Hennessy told Coastal Review during a break in the meeting that his desire to delay election of a chair was because other new appointees were absent.
“We have two new commissioners that were just appointed along with myself who weren’t here, and they asked for a virtual connection to this meeting and that wasn’t provided. I feel like that when 15% of our commission who are new appointees are not able to be here that they should be able to have a say in their leadership position,” Hennessy said.
The commission sets policies for the North Carolina Coastal Management Program and adopts rules for the state’s Coastal Area Management Act and the Dredge and Fill Act.
Cooper had vetoed the bill that stripped the governor’s appointment powers Aug.24, but the GOP-controlled legislature overrode that veto Oct. 10. Cooper immediately challenged the measure’s constitutionality in court.
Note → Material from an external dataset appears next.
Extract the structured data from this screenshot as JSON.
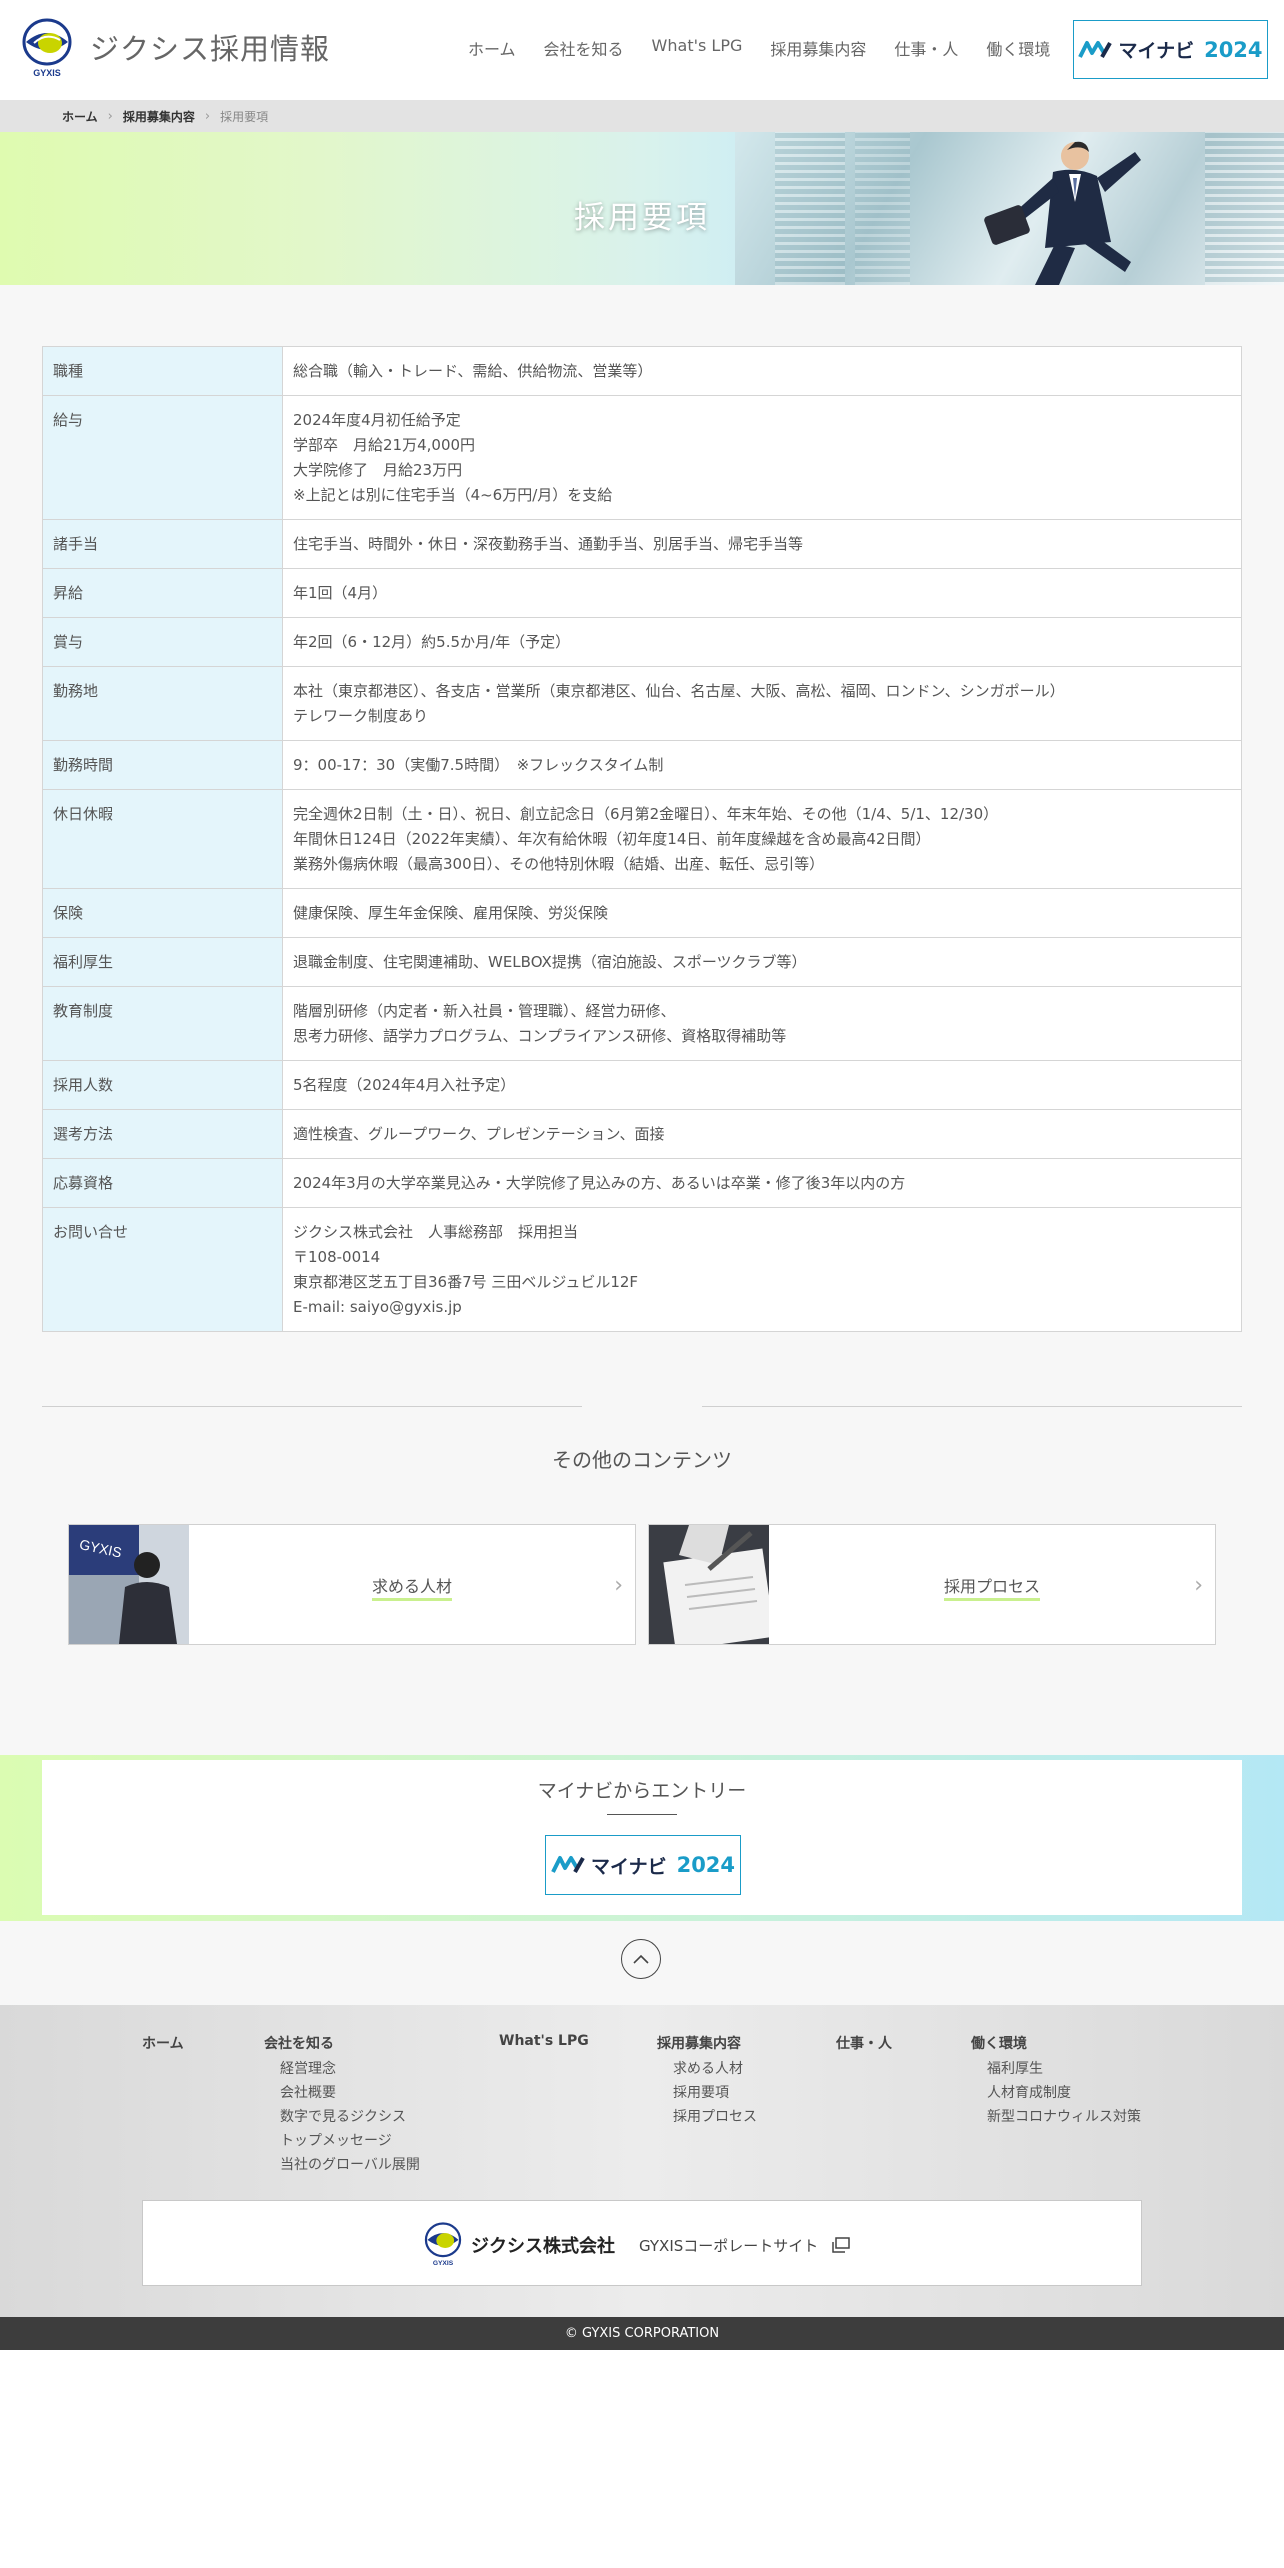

Previously, the governor appointed nine members but the new law took away three, gave the North Carolina General Assembly two additional appointments for a total of six, and gave the state insurance commissioner one.
Hennessy, a former aide to then-Sen. Bill Cook, R-Beaufort, and a CEO/managing partner with EJE Dredging Service, was Insurance Commissioner Mike Causey’s appointee.
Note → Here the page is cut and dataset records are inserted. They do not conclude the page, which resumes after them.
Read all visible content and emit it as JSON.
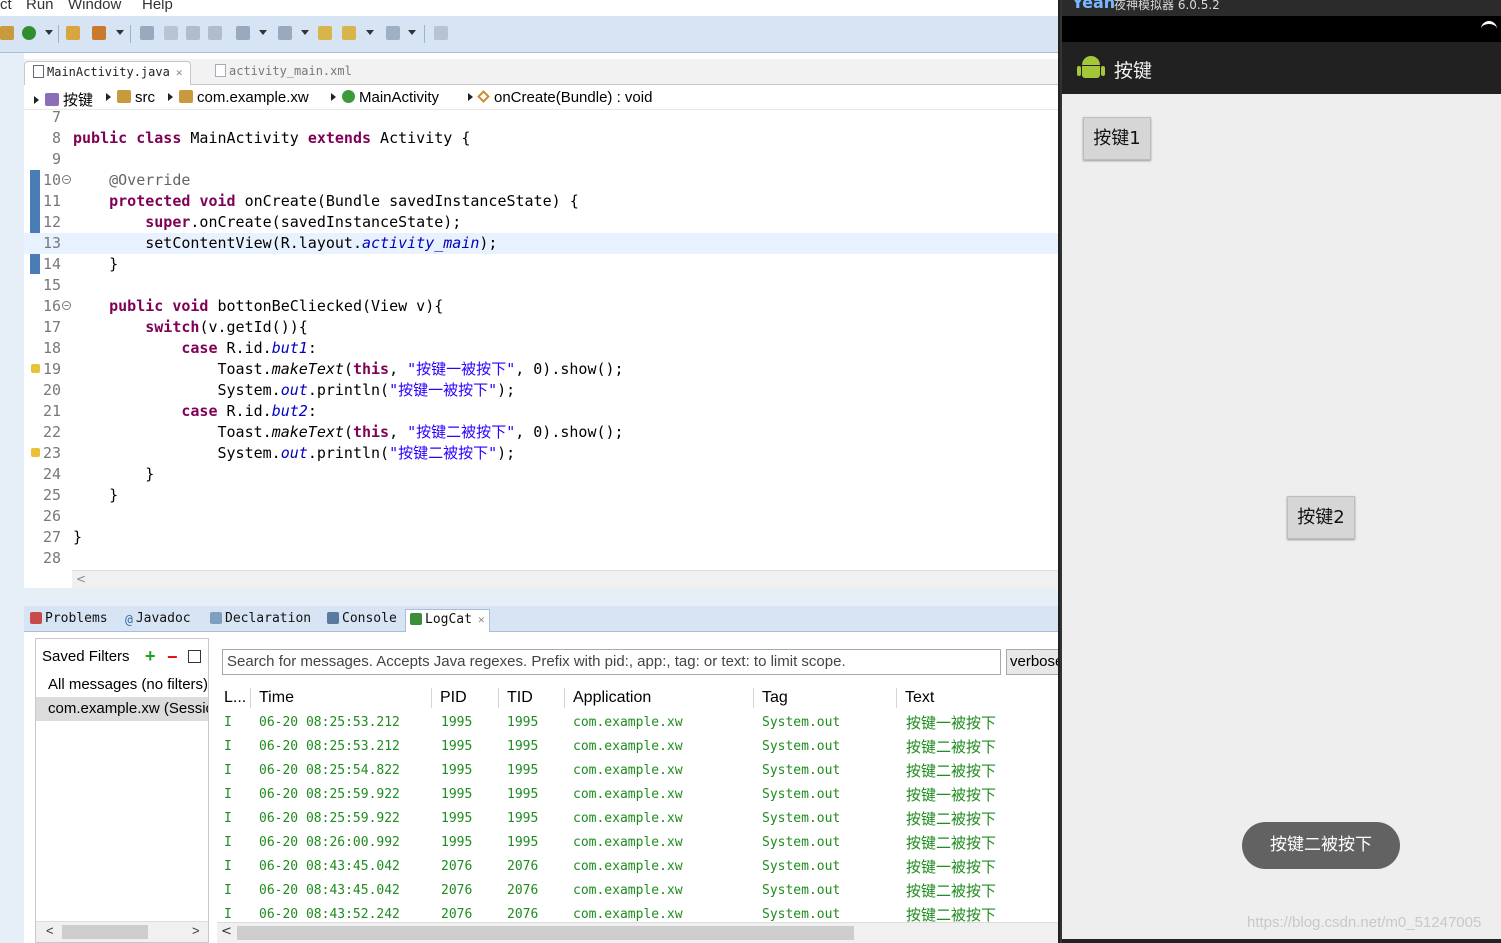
{
  "menu": [
    "ct",
    "Run",
    "Window",
    "Help"
  ],
  "editor_tabs": [
    {
      "label": "MainActivity.java",
      "active": true
    },
    {
      "label": "activity_main.xml",
      "active": false
    }
  ],
  "breadcrumb": [
    "按键",
    "src",
    "com.example.xw",
    "MainActivity",
    "onCreate(Bundle) : void"
  ],
  "code": {
    "l7": "7",
    "l8": "8",
    "l9": "9",
    "l10": "10",
    "l11": "11",
    "l12": "12",
    "l13": "13",
    "l14": "14",
    "l15": "15",
    "l16": "16",
    "l17": "17",
    "l18": "18",
    "l19": "19",
    "l20": "20",
    "l21": "21",
    "l22": "22",
    "l23": "23",
    "l24": "24",
    "l25": "25",
    "l26": "26",
    "l27": "27",
    "l28": "28",
    "str1": "\"按键一被按下\"",
    "str2": "\"按键二被按下\""
  },
  "view_tabs": [
    "Problems",
    "Javadoc",
    "Declaration",
    "Console",
    "LogCat"
  ],
  "filters": {
    "header": "Saved Filters",
    "items": [
      "All messages (no filters)",
      "com.example.xw (Session Filter)"
    ]
  },
  "search": {
    "placeholder": "Search for messages. Accepts Java regexes. Prefix with pid:, app:, tag: or text: to limit scope."
  },
  "level_select": "verbose",
  "log_columns": [
    "L...",
    "Time",
    "PID",
    "TID",
    "Application",
    "Tag",
    "Text"
  ],
  "log_rows": [
    {
      "level": "I",
      "time": "06-20 08:25:53.212",
      "pid": "1995",
      "tid": "1995",
      "app": "com.example.xw",
      "tag": "System.out",
      "text": "按键一被按下"
    },
    {
      "level": "I",
      "time": "06-20 08:25:53.212",
      "pid": "1995",
      "tid": "1995",
      "app": "com.example.xw",
      "tag": "System.out",
      "text": "按键二被按下"
    },
    {
      "level": "I",
      "time": "06-20 08:25:54.822",
      "pid": "1995",
      "tid": "1995",
      "app": "com.example.xw",
      "tag": "System.out",
      "text": "按键二被按下"
    },
    {
      "level": "I",
      "time": "06-20 08:25:59.922",
      "pid": "1995",
      "tid": "1995",
      "app": "com.example.xw",
      "tag": "System.out",
      "text": "按键一被按下"
    },
    {
      "level": "I",
      "time": "06-20 08:25:59.922",
      "pid": "1995",
      "tid": "1995",
      "app": "com.example.xw",
      "tag": "System.out",
      "text": "按键二被按下"
    },
    {
      "level": "I",
      "time": "06-20 08:26:00.992",
      "pid": "1995",
      "tid": "1995",
      "app": "com.example.xw",
      "tag": "System.out",
      "text": "按键二被按下"
    },
    {
      "level": "I",
      "time": "06-20 08:43:45.042",
      "pid": "2076",
      "tid": "2076",
      "app": "com.example.xw",
      "tag": "System.out",
      "text": "按键一被按下"
    },
    {
      "level": "I",
      "time": "06-20 08:43:45.042",
      "pid": "2076",
      "tid": "2076",
      "app": "com.example.xw",
      "tag": "System.out",
      "text": "按键二被按下"
    },
    {
      "level": "I",
      "time": "06-20 08:43:52.242",
      "pid": "2076",
      "tid": "2076",
      "app": "com.example.xw",
      "tag": "System.out",
      "text": "按键二被按下"
    }
  ],
  "emulator": {
    "window_title_brand": "Yeah",
    "window_title": "夜神模拟器 6.0.5.2",
    "app_title": "按键",
    "button1": "按键1",
    "button2": "按键2",
    "toast": "按键二被按下",
    "watermark": "https://blog.csdn.net/m0_51247005"
  },
  "colors": {
    "keyword": "#7f0055",
    "string": "#2a00ff",
    "field": "#0000c0",
    "log_info": "#1e8c1e",
    "toolbar": "#d7e4f4",
    "emulator_appbar": "#212121"
  }
}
Hennessy told Coastal Review that he looked forward to being of service to the commission. Asked about his relevant coastal management expertise, he said he had “various different experiences of working with local governments on various different projects.” He noted his six years working in the General Assembly, an Outer Banks dredging project and some real estate projects.
Cahoon, during a lunch break, told Coastal Review that she was honored by the commissioners who supported her in the vote. But she declined to comment on those who didn’t. Cahoon said building consensus was the biggest challenge she expected in her renewed role as chair.
“Blending the board, in terms of getting everybody working together,” she said. “It’s important to make sure everybody’s had their orientations and understand the CAMA program and that we’re here for the people of the coastal North Carolina and trying to protect the coast of North Carolina while being still fair to all the property owners.”
Cahoon said she was optimistic that regardless the outcome of any future legal challenges, “I think we’ll all be fine. We all just have to learn to know each other.”